Mari Sousa, que ganha a vida a cuidar de idosos e crianças no Rochedo, também passou por algo parecido naquela altura: não conseguiu ir ao funeral da avó. O apelido português ajuda a desvendar a sua história: na década de 1930, a avó caminhou durante dias ao longo desde Olhão, no Algarve, até Gibraltar, com duas crianças pequenas, num grupo de muitos portugueses.
Para esta espanhola na casa dos 60 anos, as incertezas são muitas: “não sabemos como é que as coisas vão ficar, quanto ao Brexit nada sabemos. Estamos a perder bastante dinheiro e estão a dizer que a libra ainda vai baixar mais. Nós vivemos junto ao Rochedo e é o Rochedo que nos dá de comer.

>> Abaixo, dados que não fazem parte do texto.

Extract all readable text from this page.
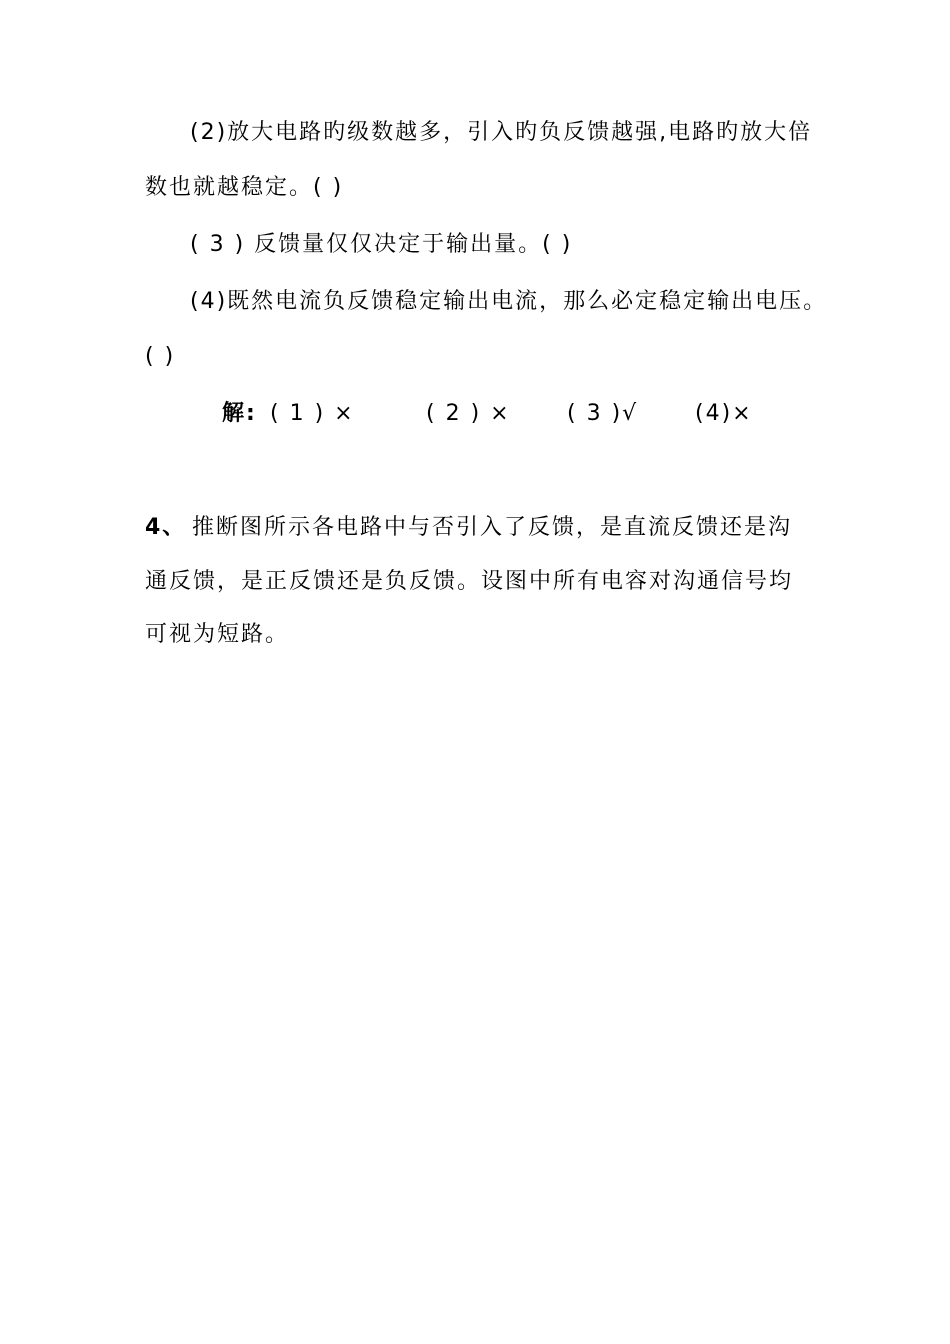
(2)放大电路旳级数越多，引入旳负反馈越强,电路旳放大倍
数也就越稳定。( )
( 3 ) 反馈量仅仅决定于输出量。( )
(4)既然电流负反馈稳定输出电流，那么必定稳定输出电压。
( )
解: ( 1 ) ×	( 2 ) ×	( 3 )√	(4)×
4、 推断图所示各电路中与否引入了反馈，是直流反馈还是沟
通反馈，是正反馈还是负反馈。设图中所有电容对沟通信号均
可视为短路。
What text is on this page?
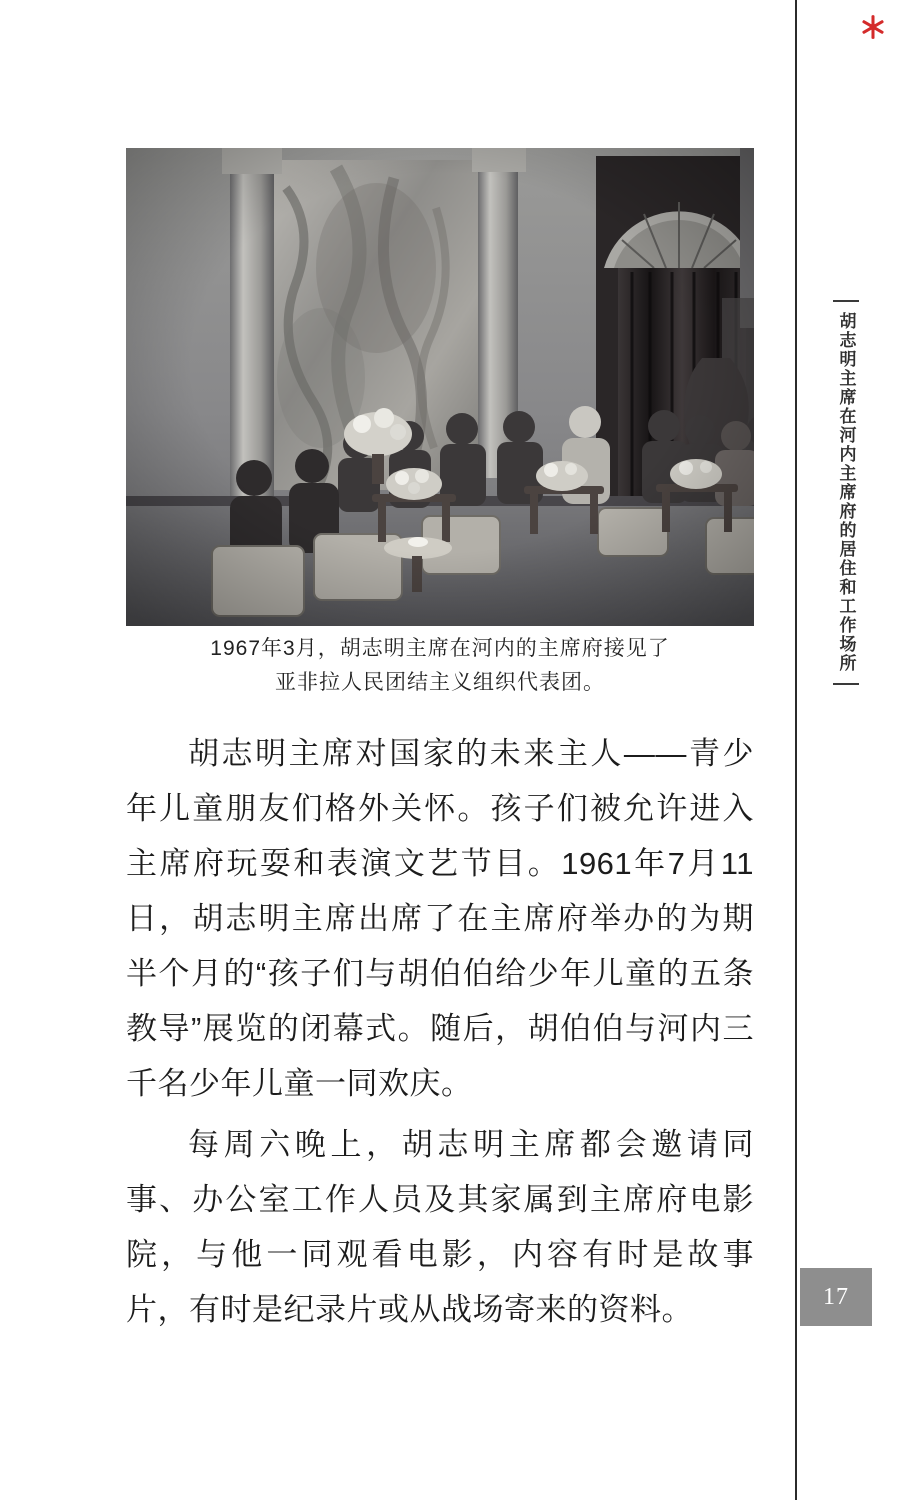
胡志明主席在河内主席府的居住和工作场所
17
1967年3月，胡志明主席在河内的主席府接见了
亚非拉人民团结主义组织代表团。

胡志明主席对国家的未来主人——青少年儿童朋友们格外关怀。孩子们被允许进入主席府玩耍和表演文艺节目。1961年7月11日，胡志明主席出席了在主席府举办的为期半个月的“孩子们与胡伯伯给少年儿童的五条教导”展览的闭幕式。随后，胡伯伯与河内三千名少年儿童一同欢庆。

每周六晚上，胡志明主席都会邀请同事、办公室工作人员及其家属到主席府电影院，与他一同观看电影，内容有时是故事片，有时是纪录片或从战场寄来的资料。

Espanha não nos dá nada”.
A verdade é que ambos os lados da fronteira dependem entre si: se os habitantes de La Línea e de outras cidades da zona do Campo de Gibraltar precisam do emprego de Gibraltar, o território também só prospera se tiver força de trabalho disponível.
O presidente da Associação de Trabalhadores Espanhóis em Gibraltar, Juan Jose Uceda, estima que o número de trabalhadores que entram todos os dias em Gibraltar para trabalhar atinja os 16 mil: é que, além dos 10.600 trabalhadores espanhóis que atravessam a fronteira, há muitos outros europeus, incluindo portugueses.
Filipe Silva, um dos cerca de 500 portugueses que residem em La Línea e trabalham em Gibraltar, assume que existe preocupação em torno do Brexit, porque ainda não se sabe como o processo pode afetar as empresas lá instaladas e que geram muito dinheiro, sobretudo as financeiras e de jogo.
Há cinco anos numa empresa de apostas online, Filipe tira partido da vantagem de ganhar um salário mais alto em Gibraltar e arrendar um apartamento relativamente barato em La Línea. “Essa é uma das grandes vantagens de estar aqui”, diz.
O presidente do Grupo Transfronteiriço, Lionel Chipolina, nascido e criado em Gibraltar, mostra-se preocupado que no pós-Brexit o pequeno território não tenha capacidade de empregar a quantidade de pessoas que atualmente emprega do outro lado, o que seria desastroso para ambos.
Eventuais restrições ao livre trânsito de pessoas, já que com o Brexit o acesso a Gibraltar passa a ser uma fronteira fora da UE, podem repetir os cenários de longas filas de espera, causando o “caos” na dinâmica económica e social de toda a área, nota Lorenzo Pérez-Periáñez, presidente da Associação de Pequenas e Médias Empresas de La Línea.
O alcaide de La Línea, Juan Franco, admite que existe preocupação e incerteza relativamente ao Brexit e diz mesmo que já se começa a sentir na cidade um efeito negativo da anunciada retirada do Reino Unido, com a desvalorização da libra, que tem provocado quebras no consumo.